Building a great combo box component is so much trickier than you'd think

December 10, 2018

Combo boxes are hard to implement well. At the most abstract level, a combo box combines a text input with a button that can invoke a popup. The popup contains a list or other data-entry element:

But even this simple visual arrangement hides many complexities. A while ago we shared the challenges building a great menu component, so we thought we’d offer a similar look at the many issues faced as we added a new family of ComboBox components to the Elix web components library.

Keyboard focus challenges

Keyboard focus proves to be one of the most challenging aspects of writing good general-purpose web components:

The browser primitives for working with focus predate Shadow DOM, and there are still odd edge cases. In our work on ComboBox, we hit an issue that turned out to be a bug in both Chrome and Safari.
Keyboard focus and keyboard input are generally difficult to test in an automated way. Synthetic keyboard events rarely work in a manner that’s identical to real keyboard events triggered by user activity.
The imperative nature of the focus() method to set focus doesn’t mesh well with a contemporary functional-reactive approach to rendering UI. You have to apply focus after rendering (in componentDidUpdate or something like it), which can lead to timing issues.
Mobile focus behavior can differ from desktop focus behavior.

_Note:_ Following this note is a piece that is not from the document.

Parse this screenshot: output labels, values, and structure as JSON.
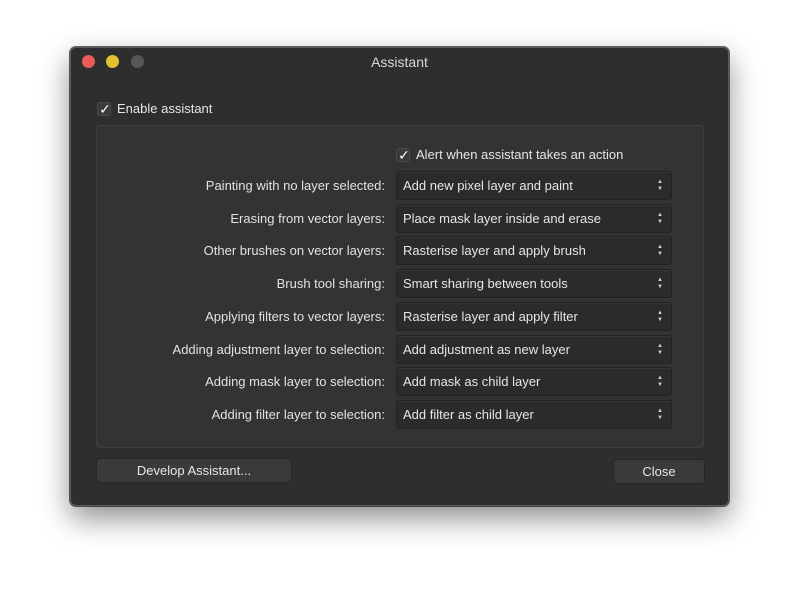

Beyond these points, very similar UI patterns may call for focus to be handled quite differently, making it tricky to establish reusable baseline behavior.

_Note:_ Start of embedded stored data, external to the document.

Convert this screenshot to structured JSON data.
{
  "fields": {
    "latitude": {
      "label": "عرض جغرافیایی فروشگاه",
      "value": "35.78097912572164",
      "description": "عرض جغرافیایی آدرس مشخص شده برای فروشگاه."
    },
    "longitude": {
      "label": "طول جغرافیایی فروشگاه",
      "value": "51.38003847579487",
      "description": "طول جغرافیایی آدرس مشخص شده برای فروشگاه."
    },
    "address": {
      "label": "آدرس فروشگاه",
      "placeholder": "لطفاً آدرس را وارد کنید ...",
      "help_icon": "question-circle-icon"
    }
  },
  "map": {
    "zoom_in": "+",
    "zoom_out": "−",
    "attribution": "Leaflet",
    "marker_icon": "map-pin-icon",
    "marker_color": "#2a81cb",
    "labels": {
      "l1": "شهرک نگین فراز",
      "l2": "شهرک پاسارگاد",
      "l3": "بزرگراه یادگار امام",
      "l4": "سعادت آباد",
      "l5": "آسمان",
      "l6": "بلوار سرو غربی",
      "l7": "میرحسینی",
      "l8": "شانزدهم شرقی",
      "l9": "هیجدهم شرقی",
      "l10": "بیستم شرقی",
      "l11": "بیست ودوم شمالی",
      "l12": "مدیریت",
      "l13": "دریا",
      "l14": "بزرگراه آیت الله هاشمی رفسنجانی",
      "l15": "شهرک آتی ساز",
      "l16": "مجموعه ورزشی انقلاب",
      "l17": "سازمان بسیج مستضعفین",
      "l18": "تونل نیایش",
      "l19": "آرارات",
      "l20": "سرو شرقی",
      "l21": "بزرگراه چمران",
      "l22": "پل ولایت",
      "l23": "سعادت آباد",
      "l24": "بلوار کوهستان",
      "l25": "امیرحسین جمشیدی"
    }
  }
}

Where should the focus go in a combo box?

Handling keyboard focus for a combo box is particularly hard, because there are multiple potentially focusable elements. For a combo box containing a list, we want to keep the keyboard focus on the text input element, but the user may also want keys to navigate selection in the list.

If the user presses the Left or Right arrow, they most likely want to move the insertion point to the left or right. However, if they press the Up or Down arrow, it’s reasonable to assume they want to move to the previous or next selection in the list.

Moreover, the user wants to seamlessly move back and forth between typing and navigating.

If they type a few letters, then see the desired item appear in the list, they want to immediately press the Down arrow key to get there, without first having to tab to the list.
Likewise, if the user’s navigating the list, that populates the input field. When the input field holds a value the user wants to edit, they should be able to start typing immediately, without having to Shift+Tab to move the focus back to the input.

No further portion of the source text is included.